Friday, August 3, 2018

Too Much Water

Although it did not impact my corner of the Ozarks, I want to mention the Great Mississippi River Flood of 1993.  This summer is the 25th anniversary of the most devastating flood in modern U. S. history according to the U. S. Geological Survey. 

In April 2017 we had flash flooding in the southern Ozarks, and it was devastating.  But when the Mississippi, Illinois, Missouri, Des Moines, and other rivers spread out over 400,000 acres in nine state in 1993, 47 people lost their lives. 

This image is from the Quad City Times:
Image result for image of 1993 Mississippi River flood

It was a terrible summer all along the major Midwestern rivers.  Over 1,000 levees broke.  The flooding lasted 200 days in some places.  The damages cost $25 billion. 

Emergency volunteers were put to work all along the rivers filling sandbags to try to save the levees.  Illinois Department of Natural Resources fisheries biologists took their boats to the Illinois and Mississippi rivers to transport sandbags.  Actually the DNR lost some boats and motors in that effort.

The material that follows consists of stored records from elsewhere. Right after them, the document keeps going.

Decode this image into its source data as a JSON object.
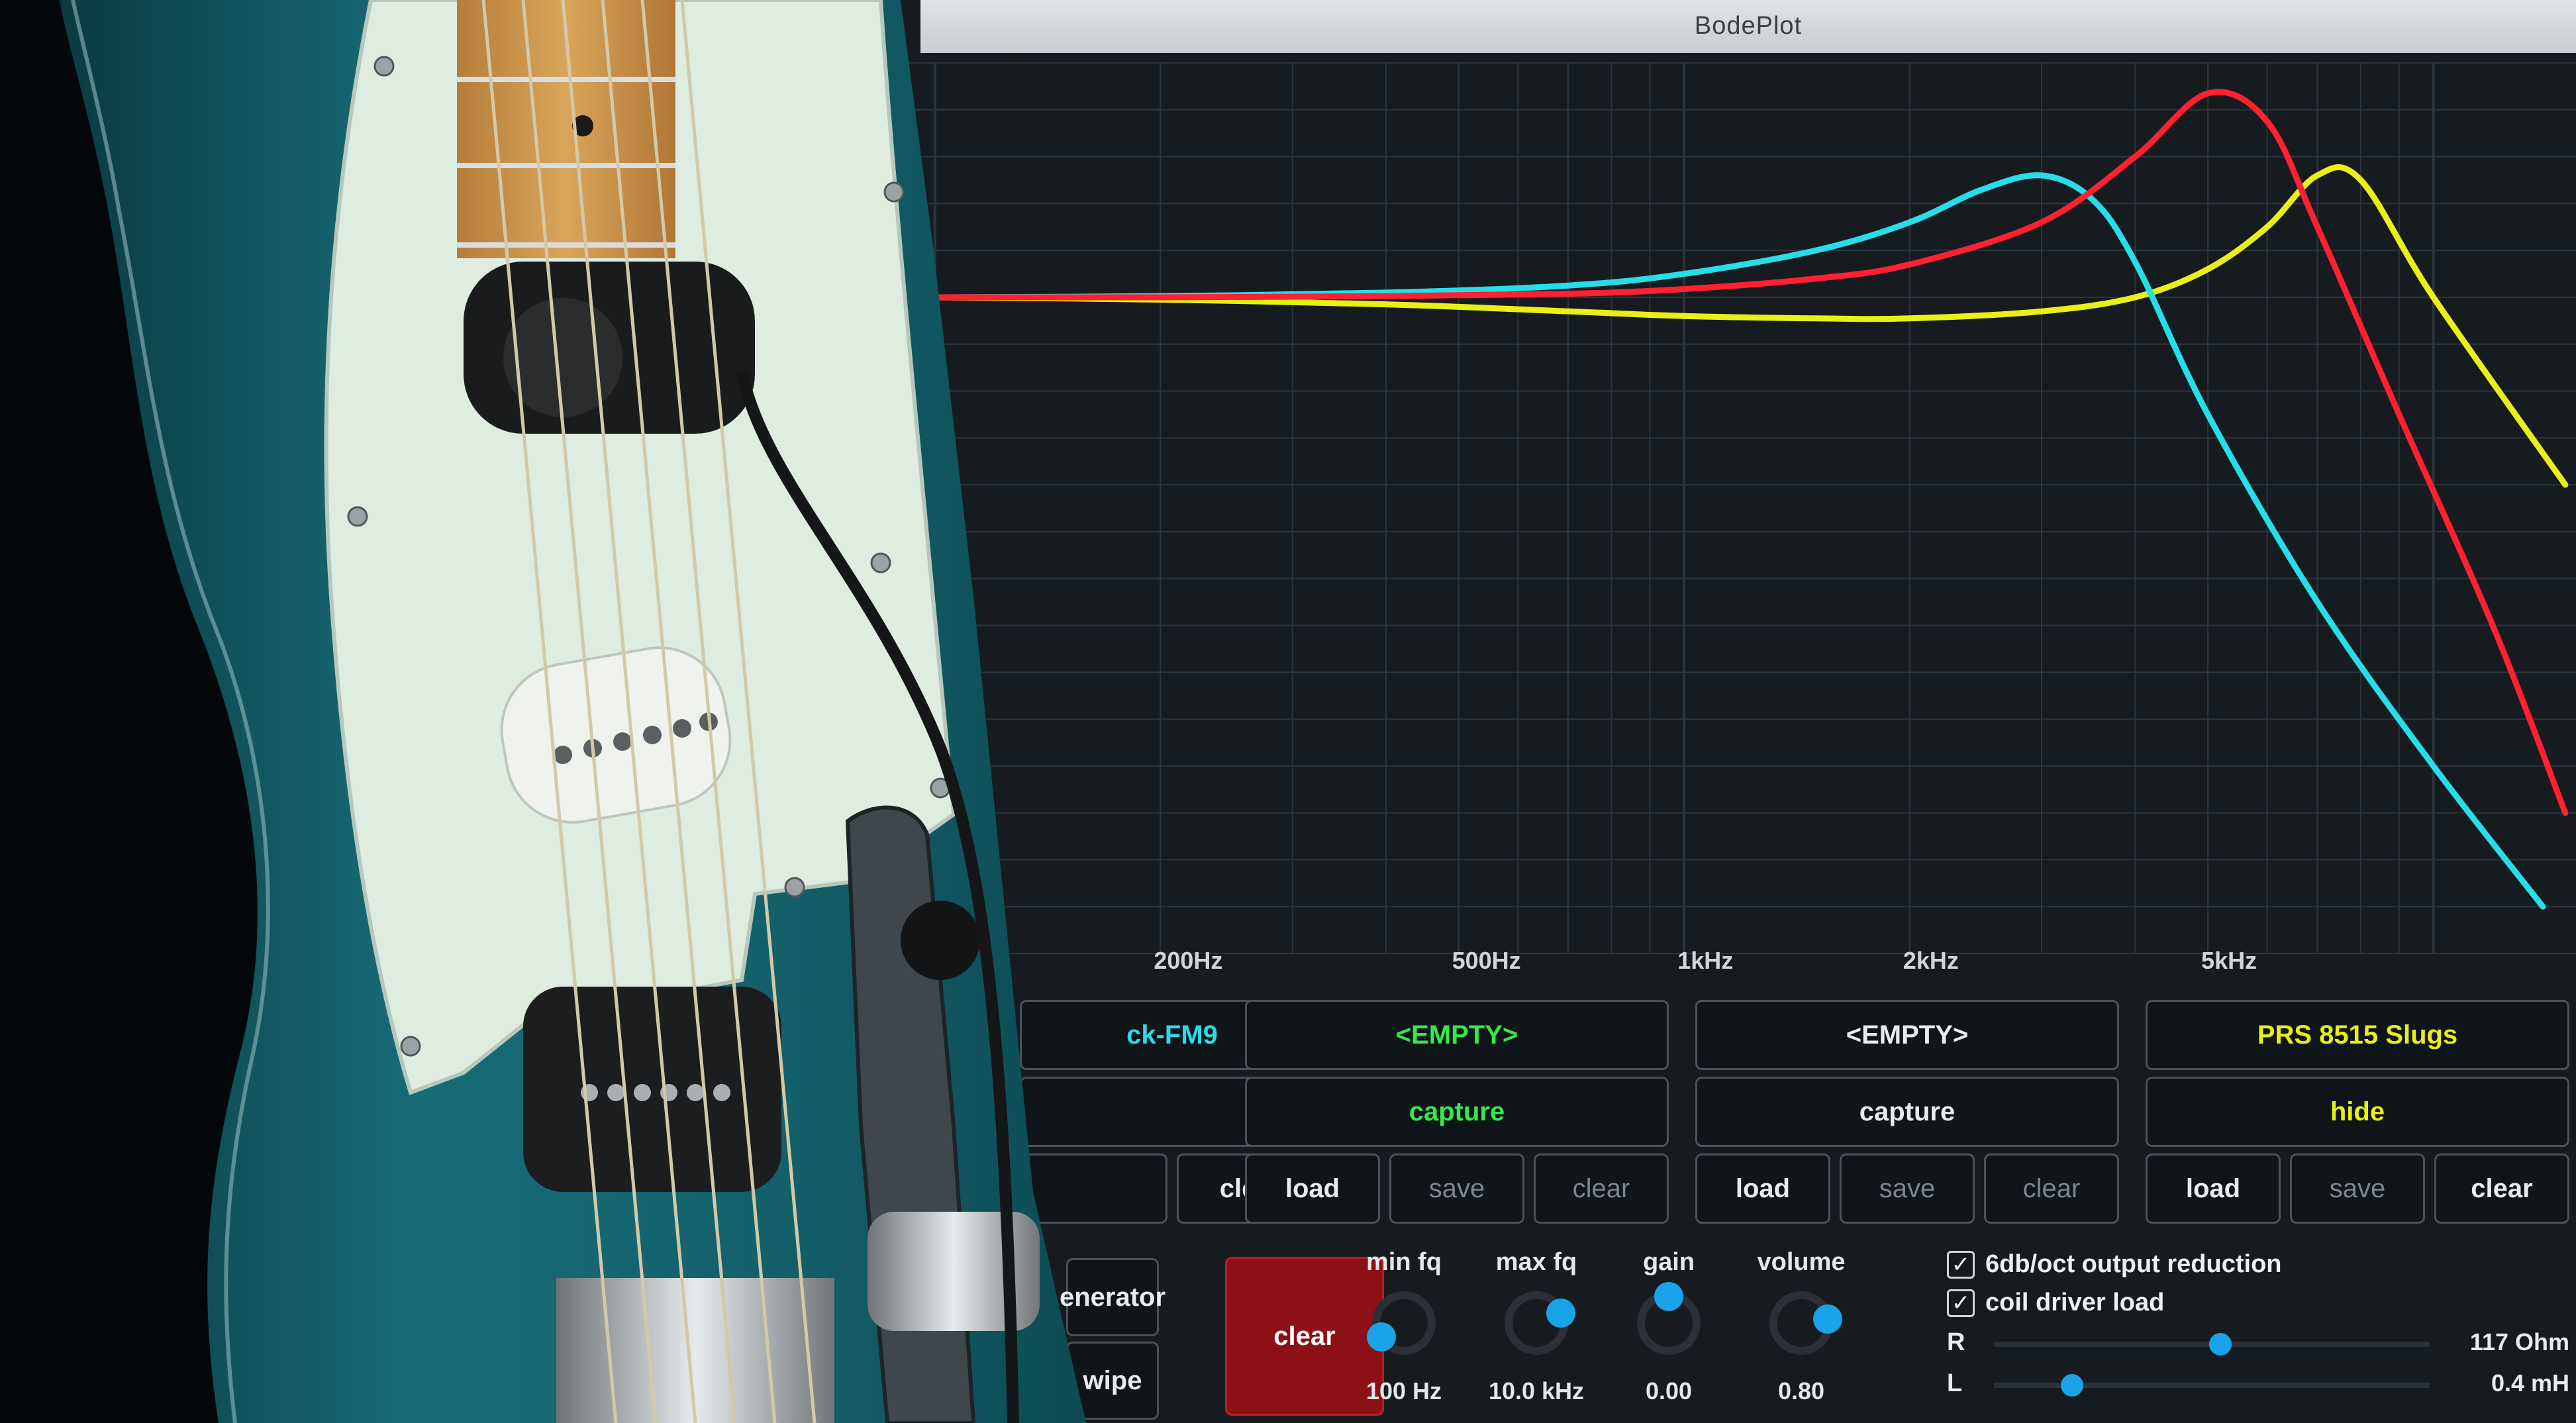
{
  "window": {
    "title": "BodePlot"
  },
  "colors": {
    "background": "#161b20",
    "grid": "#2c353b",
    "series_cyan": "#27dde8",
    "series_red": "#ff2030",
    "series_yellow": "#e8f016",
    "accent_blue": "#1aa3e8",
    "clear_button": "#8c1016",
    "guitar_body": "#13606b",
    "pickguard": "#dfece0"
  },
  "chart_data": {
    "type": "line",
    "x_scale": "log",
    "x_ticks": [
      "200Hz",
      "500Hz",
      "1kHz",
      "2kHz",
      "5kHz"
    ],
    "grid": true,
    "series": [
      {
        "color": "cyan",
        "x": [
          100,
          200,
          400,
          700,
          1000,
          1500,
          2000,
          2500,
          3000,
          3500,
          4000,
          5000,
          7000,
          10000,
          14000
        ],
        "y": [
          0,
          0.05,
          0.2,
          0.5,
          1.0,
          2.0,
          3.2,
          4.6,
          5.2,
          4.2,
          1.5,
          -5,
          -13,
          -20,
          -26
        ]
      },
      {
        "color": "red",
        "x": [
          100,
          200,
          400,
          700,
          1000,
          1500,
          2000,
          3000,
          4000,
          5000,
          6000,
          7000,
          9000,
          12000,
          15000
        ],
        "y": [
          0,
          0,
          0.05,
          0.15,
          0.35,
          0.8,
          1.4,
          3.2,
          6.0,
          8.7,
          7.5,
          3,
          -5,
          -14,
          -22
        ]
      },
      {
        "color": "yellow",
        "x": [
          100,
          200,
          400,
          700,
          1000,
          1500,
          2000,
          3000,
          4000,
          5000,
          6000,
          7000,
          8000,
          10000,
          15000
        ],
        "y": [
          0,
          -0.1,
          -0.3,
          -0.6,
          -0.8,
          -0.9,
          -0.9,
          -0.6,
          0,
          1.2,
          3,
          5.2,
          5.0,
          0,
          -8
        ]
      }
    ],
    "x_range": [
      90,
      15500
    ],
    "y_range": [
      -28,
      10
    ]
  },
  "slots": [
    {
      "name": "ck-FM9",
      "name_color": "cyan",
      "action": "",
      "buttons": [
        "",
        "clear"
      ]
    },
    {
      "name": "<EMPTY>",
      "name_color": "green",
      "action": "capture",
      "action_color": "green",
      "buttons": [
        "load",
        "save",
        "clear"
      ]
    },
    {
      "name": "<EMPTY>",
      "name_color": "white",
      "action": "capture",
      "action_color": "white",
      "buttons": [
        "load",
        "save",
        "clear"
      ]
    },
    {
      "name": "PRS 8515 Slugs",
      "name_color": "yellow",
      "action": "hide",
      "action_color": "yellow",
      "buttons": [
        "load",
        "save",
        "clear"
      ]
    }
  ],
  "left_buttons": {
    "generator": "enerator",
    "wipe": "wipe"
  },
  "clear_big": "clear",
  "knobs": [
    {
      "label": "min fq",
      "value": "100 Hz",
      "level": 0.05
    },
    {
      "label": "max fq",
      "value": "10.0 kHz",
      "level": 0.75
    },
    {
      "label": "gain",
      "value": "0.00",
      "level": 0.5
    },
    {
      "label": "volume",
      "value": "0.80",
      "level": 0.8
    }
  ],
  "options": [
    {
      "label": "6db/oct output reduction",
      "checked": true
    },
    {
      "label": "coil driver load",
      "checked": true
    }
  ],
  "sliders": [
    {
      "label": "R",
      "value": "117 Ohm",
      "level": 0.52
    },
    {
      "label": "L",
      "value": "0.4 mH",
      "level": 0.18
    }
  ],
  "check_glyph": "✓"
}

In far southern Illinois a levee break allowed the Mississippi River waters to flow across farms and homes to dump into the Ohio River creating a new temporary channel.  I witnessed the scars and deposits of gravel in the middle of productive crop land.  For months farmers and levee districts removed gravel deposits and rebuilt levees. 

The historic city of Ste. Genevieve, Missouri, was saved.  If the flood had crossed into that area, it would have been in the Ozarks, although not "my corner". 

In July 1993 I stood on the steps leading down to the Mississippi River at the Gateway Arch grounds in St. Louis. The river was lapping at the upper steps at that time.  It was a scary scene. 

An article, "Where Dark Waters Raged", in the August Missouri Conservationist describes the flood of 1993 and tells of subsequent restoration, including development of fish and wildlife habitat out of disaster.  That's what we do.  We rise from the mud and gravel and build something new.